Let's look at some of the things in your question:
As soon as I resume the output, the system begins slowing down, and within a minute it is again almost unusable.
This gives a hint that something is backing up over a period of time and eventually can't sustain its throughput. Since you said that this is on a different disk than everything else, it should be something system-global.
I have 32GB (!!!) of RAM, of which no more than a third is being used.
By "used", I assume you mean "not RSS". Unfortunately it's not quite that simple -- while page caches are more likely to be easily freeable than RSS, that doesn't mean that they are free -- as an example, they could be dirty and require flushing back to disk first -- and this question is likely an illustration. :-)
This is usually a question of a.) the I/O scheduler in use, and b.) the type of I/O being performed. In your case it's probably a significant amount of page cache writebacks, which generally can't trivially be throttled by the kernel once they are started. Even though these writes may be on a different disk, you still have a single source of shared state in the form of the page cache.
I/O scheduling classes, in the sense of ionice
, only have any effect on the CFQ I/O scheduler and are a noop on others. However, CFQ has a significant number of tradeoffs that lean towards "fairness" instead of "latency", which can result in situations like this.
CFQ is based on a per-TID model where each thread gets its own queue. These queues are then processed round robin by the kernel, which pops some amount of items off of each queue, actions them, and goes on about its merry way -- this guaranteed actioning of each process queue is the "fair" part of CFQ. Fairness does not necessarily equate to performance, however, since this means each process generally receives the same prioritisation (excepting adjustments like ionice).
Deadline, by comparison, is based on imposing a latency timeout on each I/O request, as the name suggests. Instead of being focused on fairness at the TID level, it is focused on a number of other issues -- mostly avoiding request starvation (through variable expiration per operation type) and through treating the system as a unit rather than each process as a unit of operation for "fairness".

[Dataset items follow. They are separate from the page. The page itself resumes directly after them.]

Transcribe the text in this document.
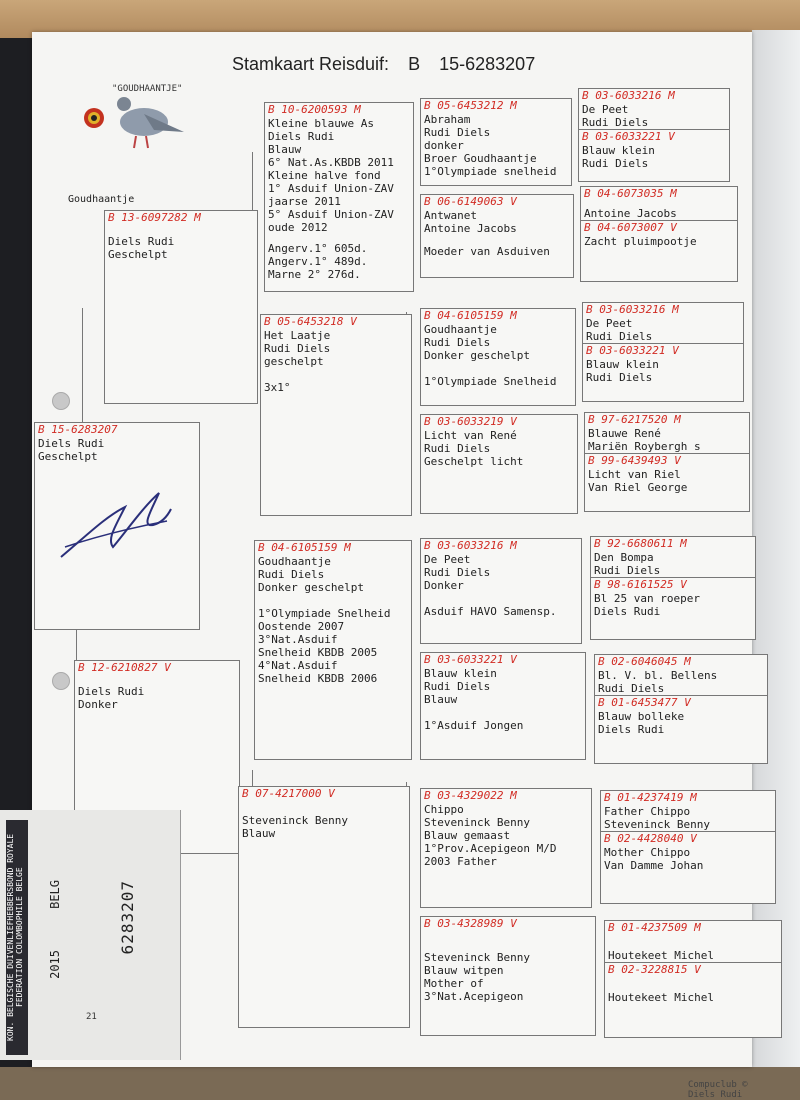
Stamkaart Reisduif: B 15-6283207
"GOUDHAANTJE"
Goudhaantje
B 15-6283207
Diels Rudi
Geschelpt
B 13-6097282 M
Diels Rudi
Geschelpt
B 12-6210827 V
Diels Rudi
Donker
B 10-6200593 M
Kleine blauwe As
Diels Rudi
Blauw
6° Nat.As.KBDB 2011
Kleine halve fond
1° Asduif Union-ZAV
jaarse 2011
5° Asduif Union-ZAV
oude 2012
Angerv.1° 605d.
Angerv.1° 489d.
Marne 2° 276d.
B 05-6453218 V
Het Laatje
Rudi Diels
geschelpt
3x1°
B 04-6105159 M
Goudhaantje
Rudi Diels
Donker geschelpt
1°Olympiade Snelheid
Oostende 2007
3°Nat.Asduif
Snelheid KBDB 2005
4°Nat.Asduif
Snelheid KBDB 2006
B 07-4217000 V
Steveninck Benny
Blauw
B 05-6453212 M
Abraham
Rudi Diels
donker
Broer Goudhaantje
1°Olympiade snelheid
B 06-6149063 V
Antwanet
Antoine Jacobs
Moeder van Asduiven
B 04-6105159 M
Goudhaantje
Rudi Diels
Donker geschelpt
1°Olympiade Snelheid
B 03-6033219 V
Licht van René
Rudi Diels
Geschelpt licht
B 03-6033216 M
De Peet
Rudi Diels
Donker
Asduif HAVO Samensp.
B 03-6033221 V
Blauw klein
Rudi Diels
Blauw
1°Asduif Jongen
B 03-4329022 M
Chippo
Steveninck Benny
Blauw gemaast
1°Prov.Acepigeon M/D
2003 Father
B 03-4328989 V
Steveninck Benny
Blauw witpen
Mother of
3°Nat.Acepigeon
B 03-6033216 M
De Peet
Rudi Diels
B 03-6033221 V
Blauw klein
Rudi Diels
B 04-6073035 M
Antoine Jacobs
B 04-6073007 V
Zacht pluimpootje
B 03-6033216 M
De Peet
Rudi Diels
B 03-6033221 V
Blauw klein
Rudi Diels
B 97-6217520 M
Blauwe René
Mariën Roybergh s
B 99-6439493 V
Licht van Riel
Van Riel George
B 92-6680611 M
Den Bompa
Rudi Diels
B 98-6161525 V
Bl 25 van roeper
Diels Rudi
B 02-6046045 M
Bl. V. bl. Bellens
Rudi Diels
B 01-6453477 V
Blauw bolleke
Diels Rudi
B 01-4237419 M
Father Chippo
Steveninck Benny
B 02-4428040 V
Mother Chippo
Van Damme Johan
B 01-4237509 M
Houtekeet Michel
B 02-3228815 V
Houtekeet Michel
Compuclub © Diels Rudi
KON. BELGISCHE DUIVENLIEFHEBBERSBOND ROYALE FEDERATION COLOMBOPHILE BELGE	2015
BELG	6283207
21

I strongly suggest trying the following things:
- Set the I/O scheduler to mq-deadline. Deadline in general does a better job making sure reads don't become starved than CFQ, which can avoid these kinds of multi-second stalls when something eventually accesses the disk in question. In the case of desktop usage, you're mostly doing reads when you expect things to be responsive, so this makes sense.
- Consider using cgroup v2's
io.latency
, which I go over a bit in this talk. This is systemwide, not per-device, and allows you to set much finer-grained controls on I/O protection and prioritisation than you can do with CFQ's ionice
. You can then run your desktop in a cgroup which demands low latency I/O, and use systemd-run
or the like to run your data recovery without such protections in another cgroup. This also allows us to somewhat dial back these "unstoppable" writes, like page cache writebacks, by getting ahead of them before they are in-flight.
- There are two types of memory reclaim in the kernel: direct reclaim, and kswapd reclaim. kswapd reclaim is where we try to avoid the system memory usage (including caches!) getting to 100%. This avoids us going into the next stage of reclaim, which is called direct reclaim. Direct reclaim is what happens when an application requests memory and there simply isn't enough left to fulfil its request. This then results in actually suspending the affected application, which can cause the kind of stalls you're describing. If you see a lot of direct reclaim during these periods (
grep allocstall /proc/vmstat
shows these), it might be worth testing if making the boundary for kswapd reclaim lower improves things. You can do this using the vm.watermark_scale_factor
sysctl -- see here for the documentation on how to use it.